Ils s’esclaffent ; Humphrey empêche sa note d’électricité de grimper en conduisant le moins possible. C’est un almanach de tous les trajets les plus courts, il peut vous donner le chemin le plus économique entre deux points quelconques du C. d’O. plus vite qu’un cerveau de voiture. Ils s’approchent de lui en bande, Sandy dit :

— Humphrey, tu as une chouette grosse bagnole, emmène-nous à La Jolla et je t’emmènerai dans une fête que tu n’oublieras pas.

— Ah, ben, qu’est-ce que celle-ci a de mal ? On peut pas demander mieux, non ?

— Bien sûr que si ! Allez, Humphrey…

Sandy exhibe un compte-gouttes neuf de Bourdon, le péché mignon de Humphrey, et l’agite juste devant lui.

— Tu peux pas quitter ta propre fête, commence à dire Humphrey, avant de trébucher sur l’absurdité de la déclaration.

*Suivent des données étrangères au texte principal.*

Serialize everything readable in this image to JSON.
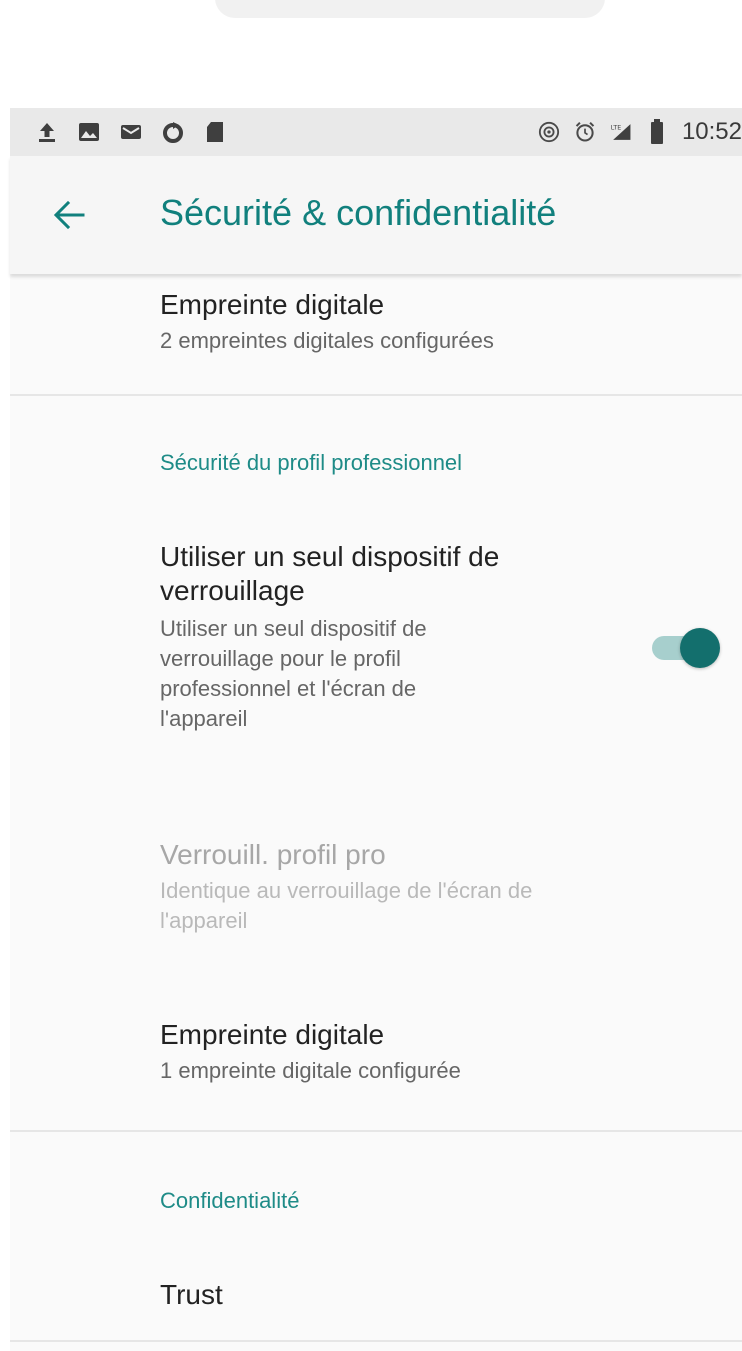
{
  "status_bar": {
    "time": "10:52",
    "icons_left": [
      "upload-icon",
      "image-icon",
      "email-icon",
      "sync-icon",
      "sd-card-icon"
    ],
    "icons_right": [
      "hotspot-icon",
      "alarm-icon",
      "signal-lte-icon",
      "battery-icon"
    ]
  },
  "app_bar": {
    "back_icon": "arrow-left-icon",
    "title": "Sécurité & confidentialité"
  },
  "sections": {
    "fingerprint_top": {
      "title": "Empreinte digitale",
      "subtitle": "2 empreintes digitales configurées"
    },
    "work_profile_header": "Sécurité du profil professionnel",
    "single_lock": {
      "title_line1": "Utiliser un seul dispositif de",
      "title_line2": "verrouillage",
      "desc_line1": "Utiliser un seul dispositif de",
      "desc_line2": "verrouillage pour le profil",
      "desc_line3": "professionnel et l'écran de",
      "desc_line4": "l'appareil",
      "toggle_on": true
    },
    "work_lock": {
      "title": "Verrouill. profil pro",
      "desc_line1": "Identique au verrouillage de l'écran de",
      "desc_line2": "l'appareil"
    },
    "fingerprint_work": {
      "title": "Empreinte digitale",
      "subtitle": "1 empreinte digitale configurée"
    },
    "privacy_header": "Confidentialité",
    "trust": {
      "title": "Trust"
    }
  },
  "colors": {
    "accent": "#1e8b87",
    "toggle_thumb": "#136f6d",
    "toggle_track": "#a7cfcd",
    "status_bar": "#e9e9e9"
  }
}
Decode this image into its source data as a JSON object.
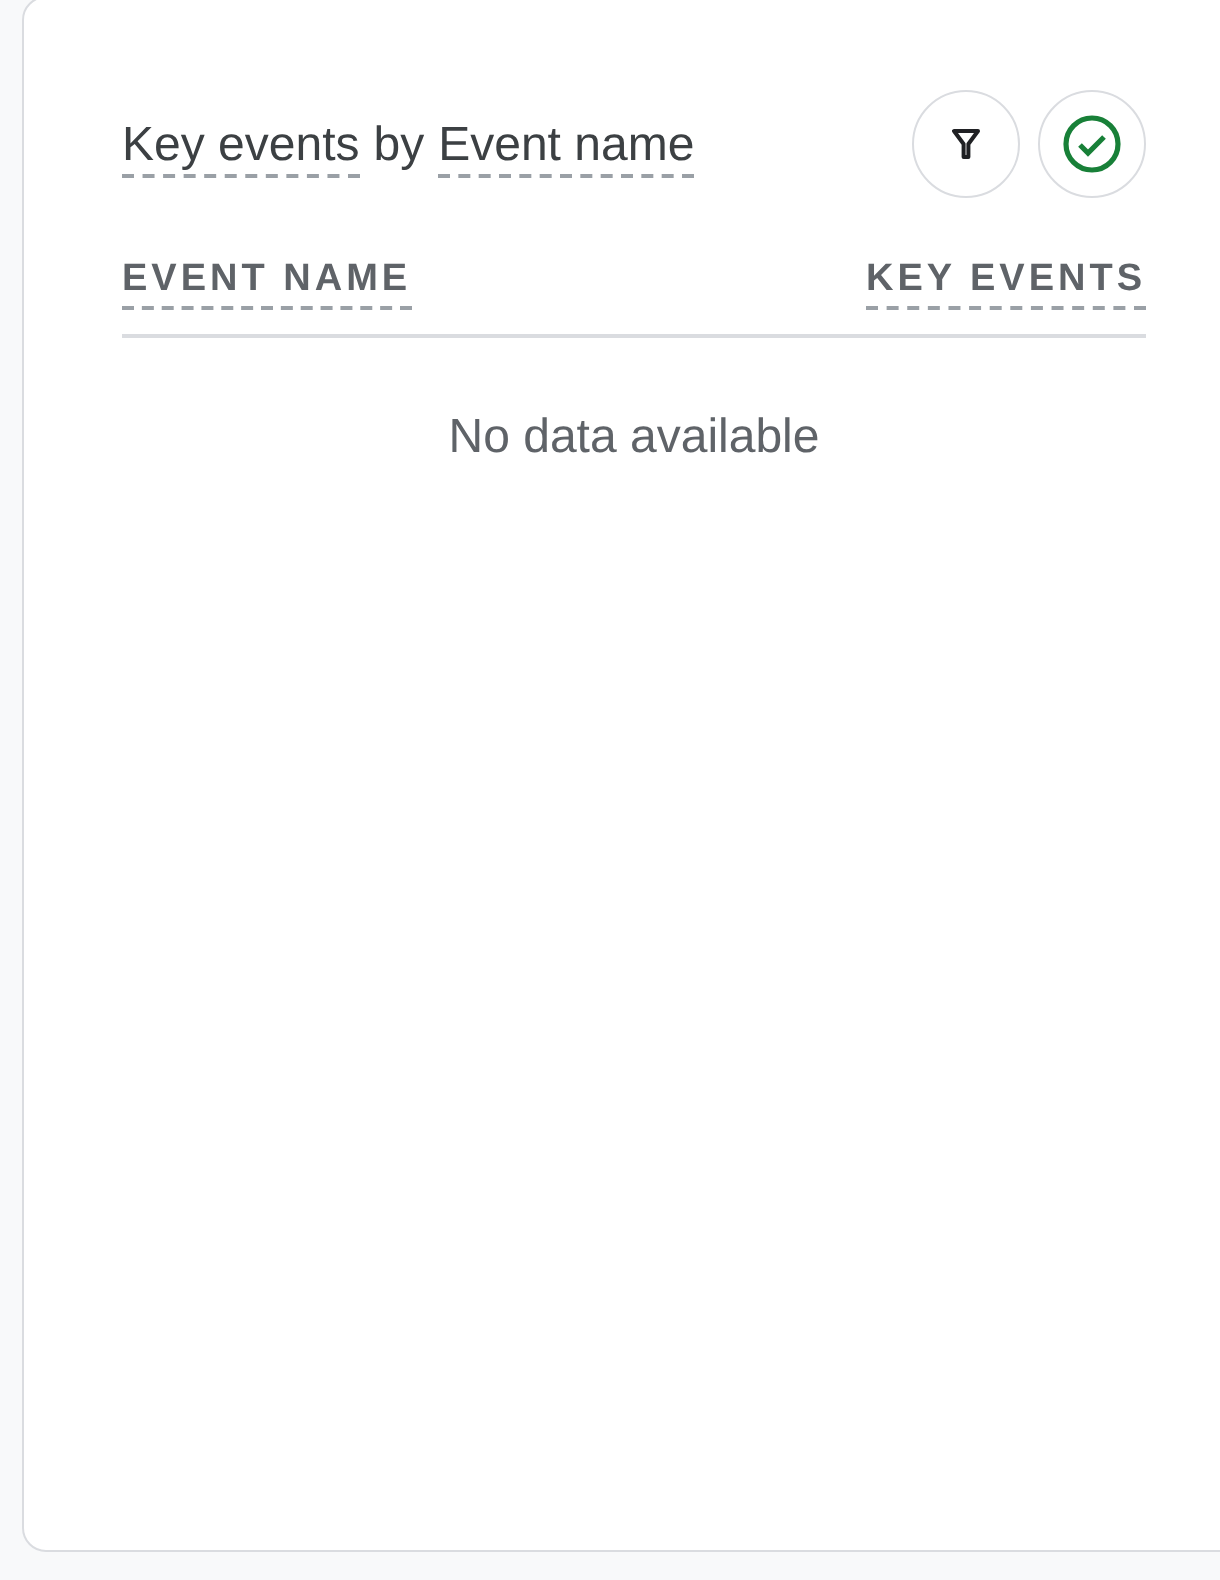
{
  "card": {
    "title": [
      {
        "text": "Key events",
        "kind": "metric"
      },
      {
        "text": "by",
        "kind": "plain"
      },
      {
        "text": "Event name",
        "kind": "metric"
      }
    ],
    "actions": [
      {
        "kind": "filter"
      },
      {
        "kind": "compare"
      }
    ],
    "table": {
      "columns": [
        {
          "label": "EVENT NAME"
        },
        {
          "label": "KEY EVENTS"
        }
      ],
      "empty_message": "No data available"
    }
  }
}
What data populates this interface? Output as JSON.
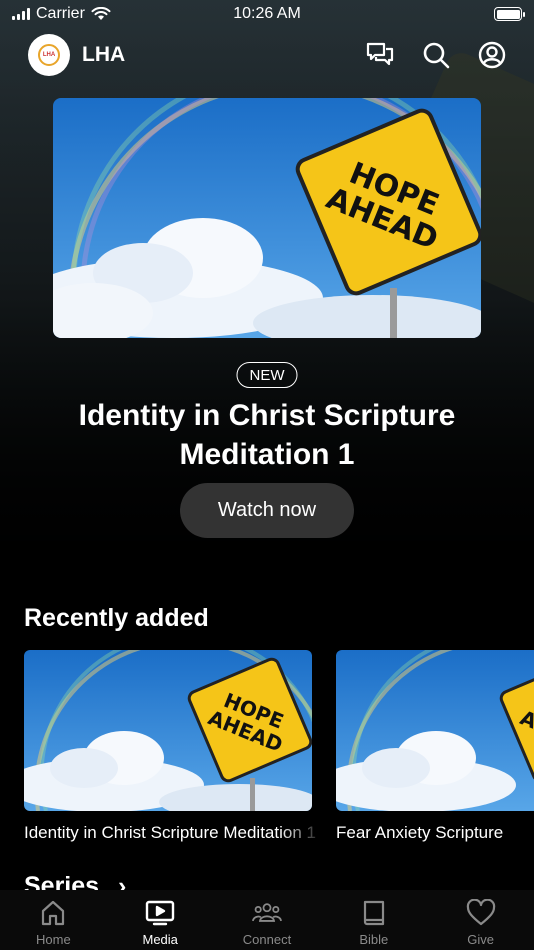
{
  "status_bar": {
    "carrier": "Carrier",
    "time": "10:26 AM"
  },
  "header": {
    "app_name": "LHA",
    "logo_text": "LHA"
  },
  "hero": {
    "badge": "NEW",
    "title": "Identity in Christ Scripture Meditation 1",
    "cta": "Watch now",
    "image_sign_text": [
      "HOPE",
      "AHEAD"
    ]
  },
  "recently_added": {
    "title": "Recently added",
    "items": [
      {
        "caption": "Identity in Christ Scripture Meditation 1"
      },
      {
        "caption": "Fear Anxiety Scripture"
      }
    ]
  },
  "series": {
    "title": "Series"
  },
  "tabs": [
    {
      "label": "Home",
      "icon": "home-icon",
      "active": false
    },
    {
      "label": "Media",
      "icon": "media-icon",
      "active": true
    },
    {
      "label": "Connect",
      "icon": "people-icon",
      "active": false
    },
    {
      "label": "Bible",
      "icon": "book-icon",
      "active": false
    },
    {
      "label": "Give",
      "icon": "heart-icon",
      "active": false
    }
  ],
  "colors": {
    "sign_yellow": "#f5c518",
    "sky_blue": "#3a8fd6",
    "button_bg": "#333333"
  }
}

Sandy l’entraîne vers la porte, s’interrompant pour un baiser rapide et une explication à Angela. Se rappelant Jim et Virginia, il se reprécipite à l’intérieur et l’embrasse de nouveau.

— Je t’aime.

Et les voilà partis, suivis d’Arthur, Abe, Tashi et Jim, qui se poussent du coude en pouffant de rire en descendant groupés l’escalier rarement emprunté.

— Tu crois que Humph a déjà fait poser des serrures à sous sur les portières de sa voiture ? demande Abe à mi-voix, et ils gloussent.

— Un taximètre, suggère Tashi. Davantage de bénéfices potentiels.

— Plus subtil, ajoute Arthur.

Humphrey, dans la volée de marches en dessous, dit à Tashi :

— Peut-être qu’on pourrait se partager les frais au kilométrage, hein ?

Derrière, les quatre autres manquent d’exploser à force de contenir leurs rires, et quand Sandy déclare : « Sûr, Humphrey, et peut-être qu’on pourrait aussi calculer l’usure des pneus », ils échouent lamentablement et éclatent comme des ballons. La cage d’escalier s’emplit d’échos de hurlements. Tashi s’écroule sur la rampe ; Abe, Arthur et Jim dégringolent jusqu’au palier et entreprennent de descendre la volée suivante à quatre pattes. Humphrey et Sandy observent leur descente, Humphrey avec perplexité, Sandy arborant son sourire de maniaque.

— Vous êtes défoncés, les mecs.

Ce qui les étend pour le compte. Peut-être qu’ils le sont.

Ils cessent de racler le sol du parking en rampant et montent dans la voiture de Humphrey, inspectant soigneusement les poignées des portières et l’intérieur du véhicule.

— Qu’est-ce que vous cherchez, là ? demande Humphrey.

— Rien, rien. On peut y aller, maintenant ? On est partis ?

Ils sont partis. Direction San Diego.